Friday, April 3, 2009

Mr. Holder and the Ted Stevens Case--Editorial

Source: The New York Times, nytimes.com
April 3, 2009


For eight years the Bush Justice Department cynically put politics and ideology above the law. So it is gratifying to see how Attorney General Eric Holder is handling the case against Ted Stevens, the former Alaska senator who was convicted last year on seven felony counts of ethics violations.

Mr. Holder announced this week that he would ask a judge to drop all charges against Mr. Stevens, a Republican, because of prosecutorial misconduct. Mr. Holder should ensure that the Justice Department gets to the bottom of what went wrong and subject other cases that have raised red flags to similar scrutiny.

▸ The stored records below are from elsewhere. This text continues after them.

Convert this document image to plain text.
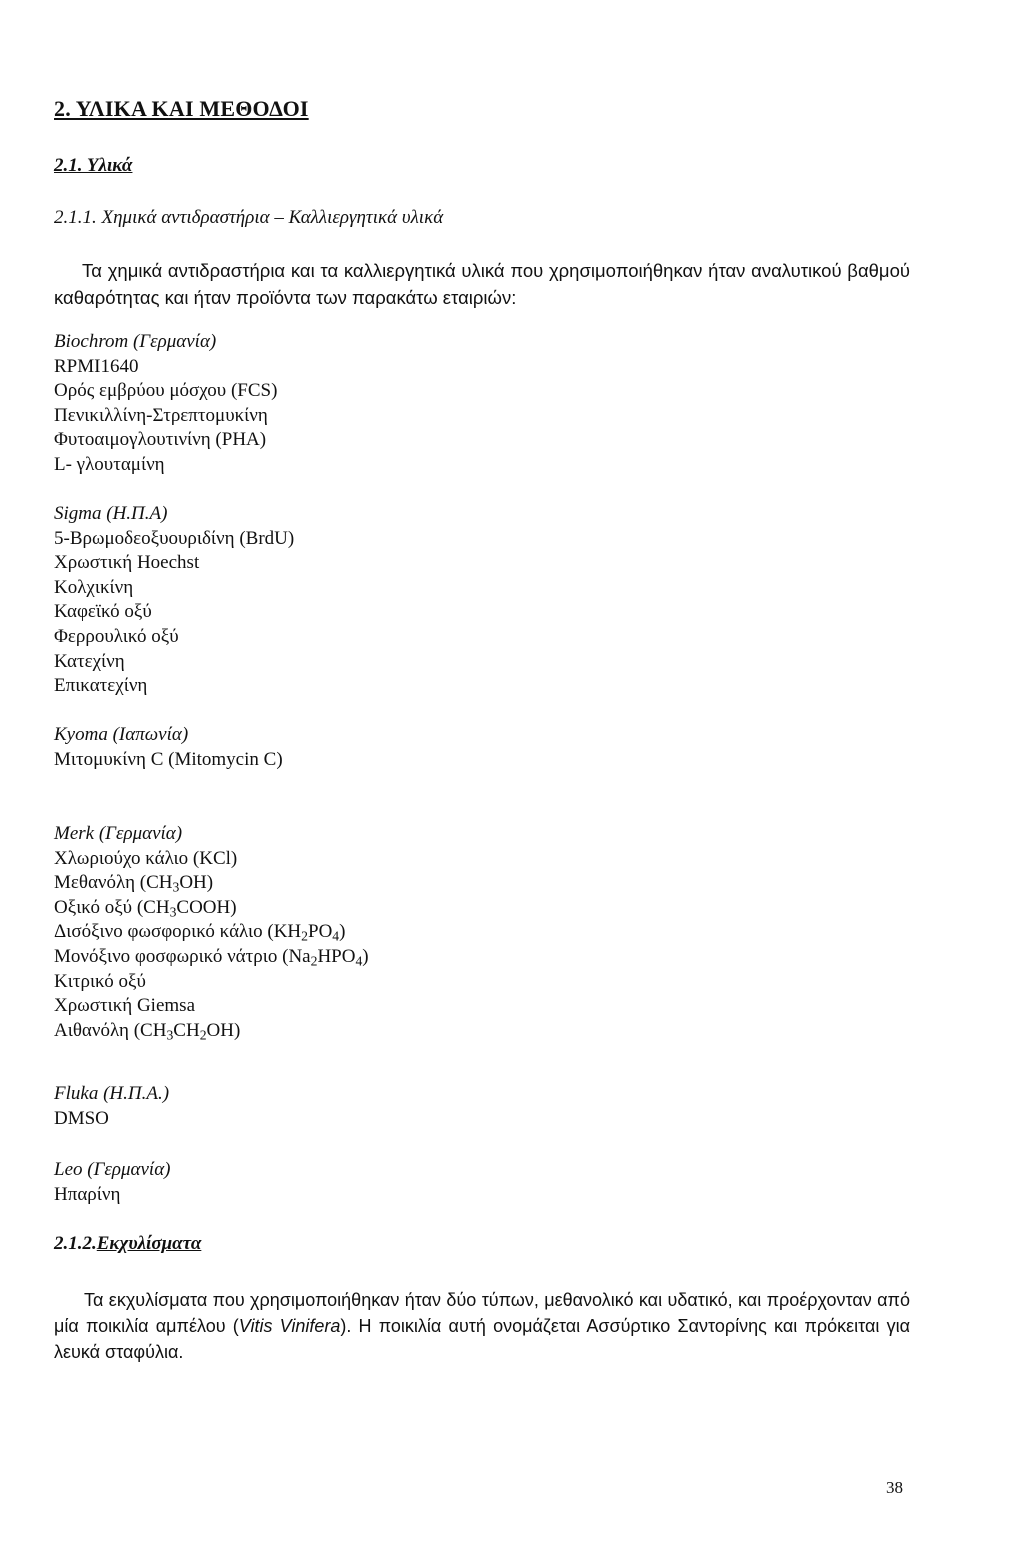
2. ΥΛΙΚΑ ΚΑΙ ΜΕΘΟΔΟΙ
2.1. Υλικά
2.1.1. Χημικά αντιδραστήρια – Καλλιεργητικά υλικά
Τα χημικά αντιδραστήρια και τα καλλιεργητικά υλικά που χρησιμοποιήθηκαν ήταν αναλυτικού βαθμού καθαρότητας και ήταν προϊόντα των παρακάτω εταιριών:
Biochrom (Γερμανία)
RPMI1640
Ορός εμβρύου μόσχου (FCS)
Πενικιλλίνη-Στρεπτομυκίνη
Φυτοαιμογλουτινίνη (PHA)
L- γλουταμίνη
Sigma (Η.Π.Α)
5-Βρωμοδεοξυουριδίνη (BrdU)
Χρωστική Hoechst
Κολχικίνη
Καφεϊκό οξύ
Φερρουλικό οξύ
Κατεχίνη
Επικατεχίνη
Kyoma (Ιαπωνία)
Μιτομυκίνη C (Mitomycin C)
Merk (Γερμανία)
Χλωριούχο κάλιο (KCl)
Μεθανόλη $(CH_3OH)$
Οξικό οξύ $(CH_3COOH)$
Δισόξινο φωσφορικό κάλιο $(KH_2PO_4)$
Μονόξινο φοσφωρικό νάτριο $(Na_2HPO_4)$
Κιτρικό οξύ
Χρωστική Giemsa
Αιθανόλη $(CH_3CH_2OH)$
Fluka (Η.Π.Α.)
DMSO
Leo (Γερμανία)
Ηπαρίνη
2.1.2.Εκχυλίσματα
Τα εκχυλίσματα που χρησιμοποιήθηκαν ήταν δύο τύπων, μεθανολικό και υδατικό, και προέρχονταν από μία ποικιλία αμπέλου (Vitis Vinifera). Η ποικιλία αυτή ονομάζεται Ασσύρτικο Σαντορίνης και πρόκειται για λευκά σταφύλια.
38
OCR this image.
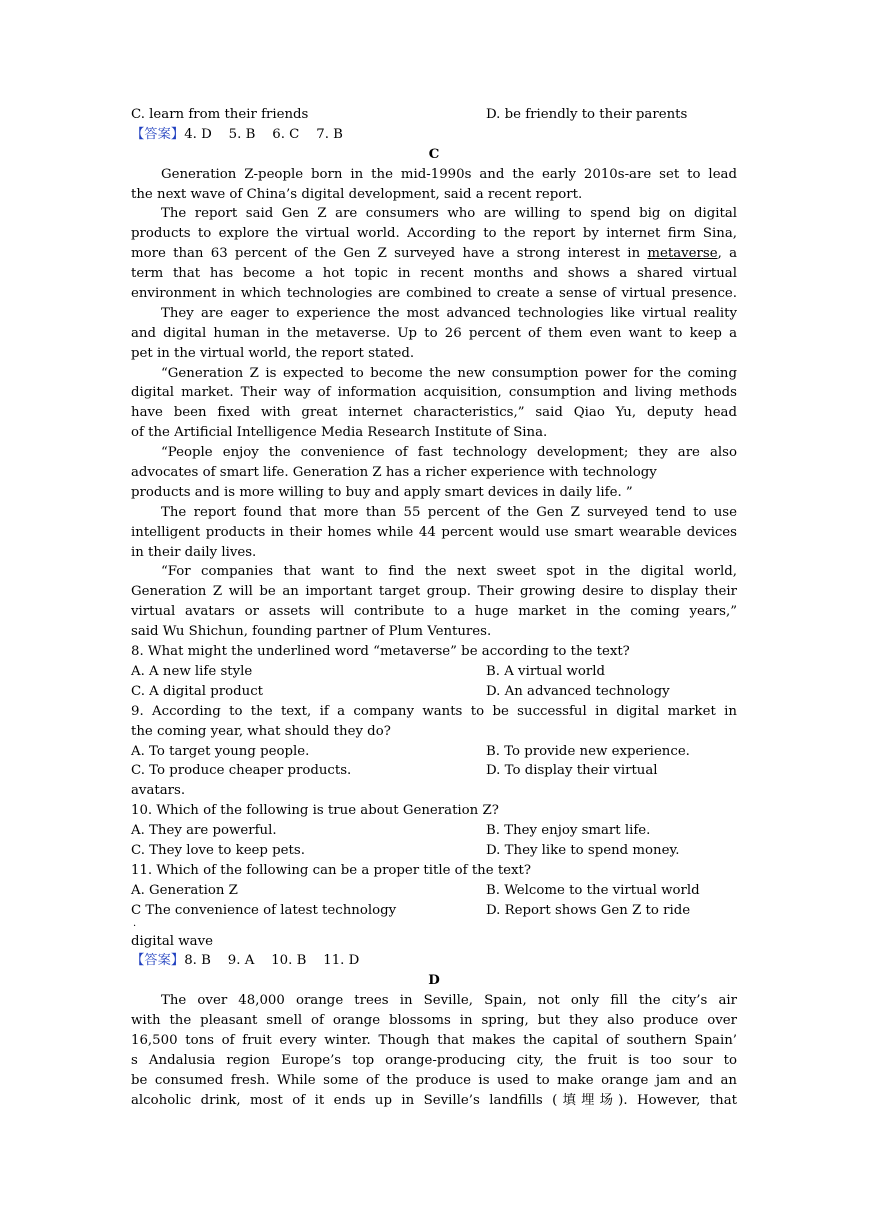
C. learn from their friends	D. be friendly to their parents
【答案】4. D    5. B    6. C    7. B
C
Generation Z-people born in the mid-1990s and the early 2010s-are set to lead
the next wave of China’s digital development, said a recent report.
The report said Gen Z are consumers who are willing to spend big on digital
products to explore the virtual world. According to the report by internet firm Sina,
more than 63 percent of the Gen Z surveyed have a strong interest in metaverse, a
term that has become a hot topic in recent months and shows a shared virtual
environment in which technologies are combined to create a sense of virtual presence.
They are eager to experience the most advanced technologies like virtual reality
and digital human in the metaverse. Up to 26 percent of them even want to keep a
pet in the virtual world, the report stated.
“Generation Z is expected to become the new consumption power for the coming
digital market. Their way of information acquisition, consumption and living methods
have been fixed with great internet characteristics,” said Qiao Yu, deputy head
of the Artificial Intelligence Media Research Institute of Sina.
“People enjoy the convenience of fast technology development; they are also
advocates of smart life. Generation Z has a richer experience with technology
products and is more willing to buy and apply smart devices in daily life. ”
The report found that more than 55 percent of the Gen Z surveyed tend to use
intelligent products in their homes while 44 percent would use smart wearable devices
in their daily lives.
“For companies that want to find the next sweet spot in the digital world,
Generation Z will be an important target group. Their growing desire to display their
virtual avatars or assets will contribute to a huge market in the coming years,”
said Wu Shichun, founding partner of Plum Ventures.
8. What might the underlined word “metaverse” be according to the text?
A. A new life style	B. A virtual world
C. A digital product	D. An advanced technology
9. According to the text, if a company wants to be successful in digital market in
the coming year, what should they do?
A. To target young people.	B. To provide new experience.
C. To produce cheaper products.	D. To display their virtual
avatars.
10. Which of the following is true about Generation Z?
A. They are powerful.	B. They enjoy smart life.
C. They love to keep pets.	D. They like to spend money.
11. Which of the following can be a proper title of the text?
A. Generation Z	B. Welcome to the virtual world
C The convenience of latest technology	D. Report shows Gen Z to ride
·
digital wave
【答案】8. B    9. A    10. B    11. D
D
The over 48,000 orange trees in Seville, Spain, not only fill the city’s air
with the pleasant smell of orange blossoms in spring, but they also produce over
16,500 tons of fruit every winter. Though that makes the capital of southern Spain’
s Andalusia region Europe’s top orange-producing city, the fruit is too sour to
be consumed fresh. While some of the produce is used to make orange jam and an
alcoholic drink, most of it ends up in Seville’s landfills (填埋场). However, that
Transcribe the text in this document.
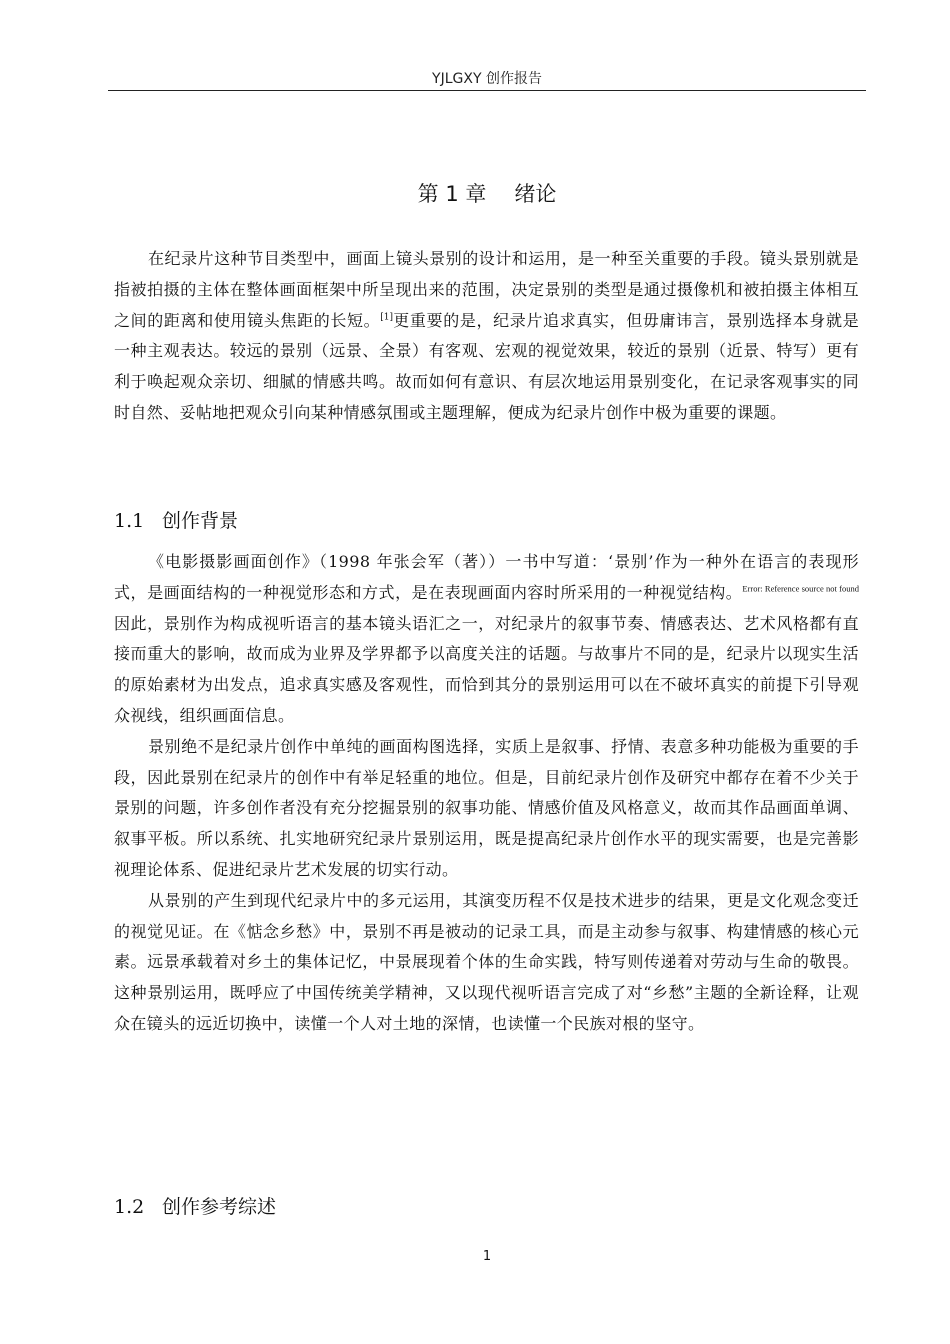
YJLGXY 创作报告
第 1 章 绪论

在纪录片这种节目类型中，画面上镜头景别的设计和运用，是一种至关重要的手段。镜头景别就是指被拍摄的主体在整体画面框架中所呈现出来的范围，决定景别的类型是通过摄像机和被拍摄主体相互之间的距离和使用镜头焦距的长短。[1]更重要的是，纪录片追求真实，但毋庸讳言，景别选择本身就是一种主观表达。较远的景别（远景、全景）有客观、宏观的视觉效果，较近的景别（近景、特写）更有利于唤起观众亲切、细腻的情感共鸣。故而如何有意识、有层次地运用景别变化，在记录客观事实的同时自然、妥帖地把观众引向某种情感氛围或主题理解，便成为纪录片创作中极为重要的课题。

1.1 创作背景

《电影摄影画面创作》（1998 年张会军（著））一书中写道：‘景别’作为一种外在语言的表现形式，是画面结构的一种视觉形态和方式，是在表现画面内容时所采用的一种视觉结构。$^{Error: Reference source not found}$因此，景别作为构成视听语言的基本镜头语汇之一，对纪录片的叙事节奏、情感表达、艺术风格都有直接而重大的影响，故而成为业界及学界都予以高度关注的话题。与故事片不同的是，纪录片以现实生活的原始素材为出发点，追求真实感及客观性，而恰到其分的景别运用可以在不破坏真实的前提下引导观众视线，组织画面信息。

景别绝不是纪录片创作中单纯的画面构图选择，实质上是叙事、抒情、表意多种功能极为重要的手段，因此景别在纪录片的创作中有举足轻重的地位。但是，目前纪录片创作及研究中都存在着不少关于景别的问题，许多创作者没有充分挖掘景别的叙事功能、情感价值及风格意义，故而其作品画面单调、叙事平板。所以系统、扎实地研究纪录片景别运用，既是提高纪录片创作水平的现实需要，也是完善影视理论体系、促进纪录片艺术发展的切实行动。

从景别的产生到现代纪录片中的多元运用，其演变历程不仅是技术进步的结果，更是文化观念变迁的视觉见证。在《惦念乡愁》中，景别不再是被动的记录工具，而是主动参与叙事、构建情感的核心元素。远景承载着对乡土的集体记忆，中景展现着个体的生命实践，特写则传递着对劳动与生命的敬畏。这种景别运用，既呼应了中国传统美学精神，又以现代视听语言完成了对“乡愁”主题的全新诠释，让观众在镜头的远近切换中，读懂一个人对土地的深情，也读懂一个民族对根的坚守。

1.2 创作参考综述
1
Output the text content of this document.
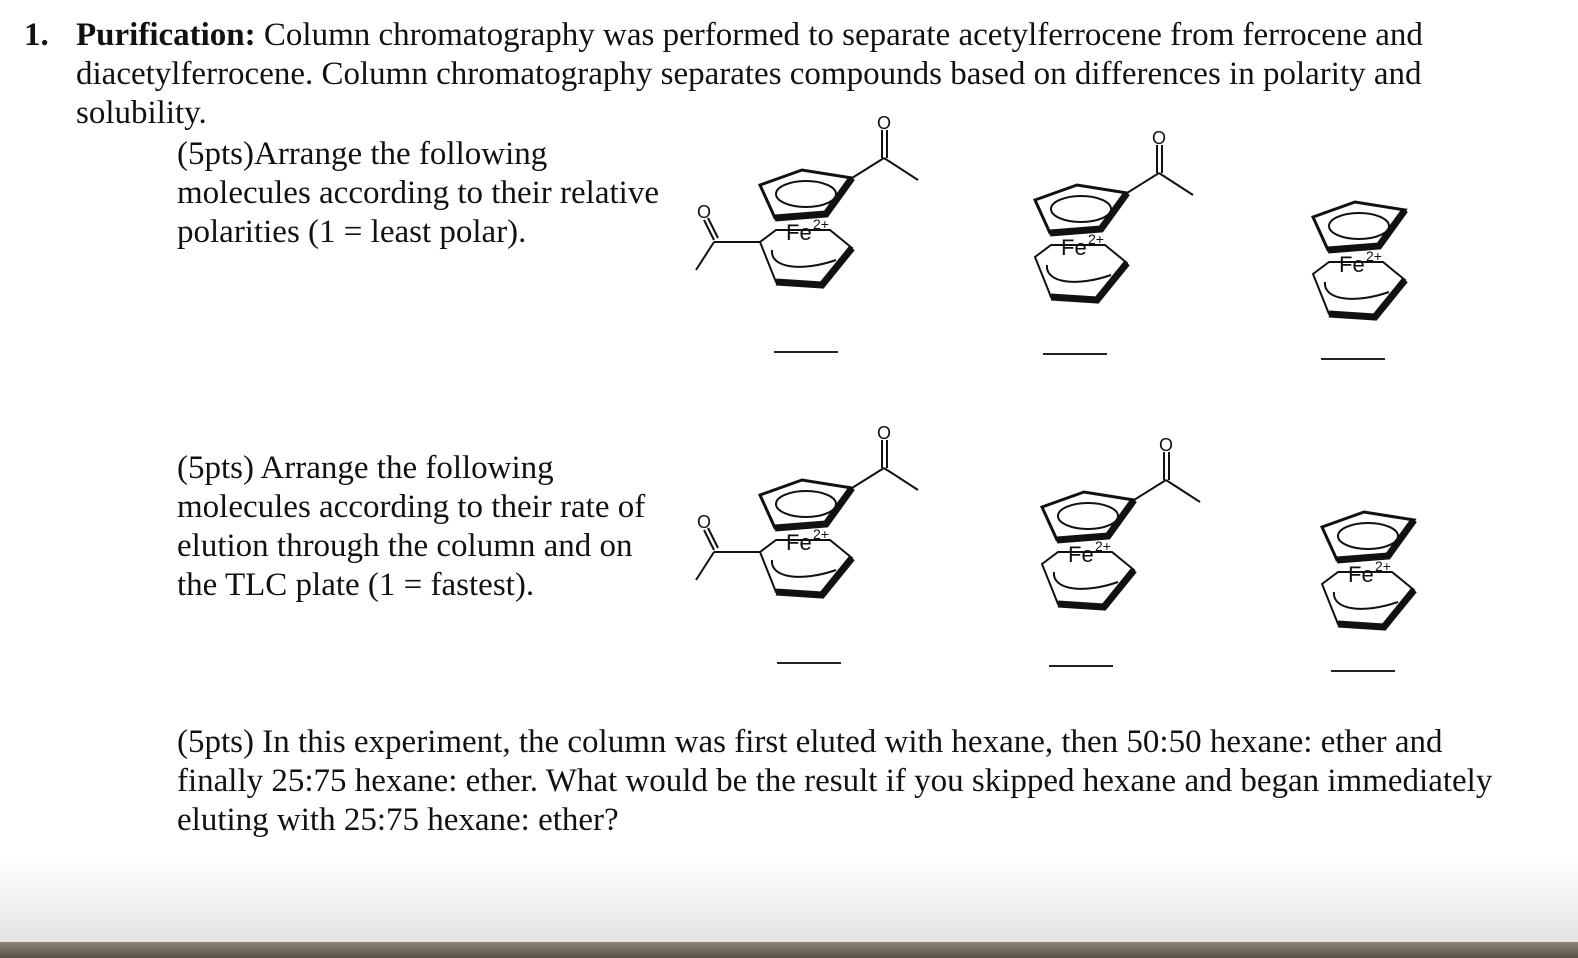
1. Purification: Column chromatography was performed to separate acetylferrocene from ferrocene and diacetylferrocene. Column chromatography separates compounds based on differences in polarity and solubility.
(5pts)Arrange the following molecules according to their relative polarities (1 = least polar).
(5pts) Arrange the following molecules according to their rate of elution through the column and on the TLC plate (1 = fastest).
(5pts) In this experiment, the column was first eluted with hexane, then 50:50 hexane: ether and finally 25:75 hexane: ether. What would be the result if you skipped hexane and began immediately eluting with 25:75 hexane: ether?
O
Fe 2+
O
O
Fe 2+
Fe 2+
O
Fe 2+
O
O
Fe 2+
Fe 2+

Mr. Stevens was convicted of making false statements on Senate disclosure forms to hide an estimated $250,000 in home renovations and gifts, many from Bill Allen, an old friend with close ties to his state’s oil industry. The Justice Department says that prosecutors failed to turn over to the defense notes from an interview with Mr. Allen, a prime witness in the case, which conflicted with parts of his trial testimony.

Prosecutors are legally required to turn over evidence in their possession that would help a defendant prove his innocence. This revelation is only the latest in a series of instances in which Mr. Stevens’s prosecutors appear to have acted wrongly.

The prosecutors’ bad acts do not necessarily mean that Mr. Stevens was innocent of misusing his office. But in light of the prosecutorial wrongdoing, and the fact that Mr. Stevens lost his Senate seat last November, Mr. Holder was right not to choose to retry the case.

Mr. Holder, whose department is continuing to investigate the Stevens prosecution, now needs to determine whether the prosecutors’ conduct was so egregious that they should face their own ethics charges.

He should not stop with this case. Don Siegelman, the former governor of Alabama, and Paul Minor, a prominent Mississippi trial lawyer, have charged that Justice Department prosecutors engaged in unethical behavior in cases that led to their convictions. Both men claim that they were singled out for prosecution because of their affiliation with the Democratic Party.

Given the flagrant partisanship of the Bush Justice Department, it is especially reassuring to see Mr. Holder ignore party lines to do the right thing by Mr. Stevens. It has been far too long since the attorney general seemed interested in enforcing ethics and nonpartisanship in a department that has been shockingly lacking in both.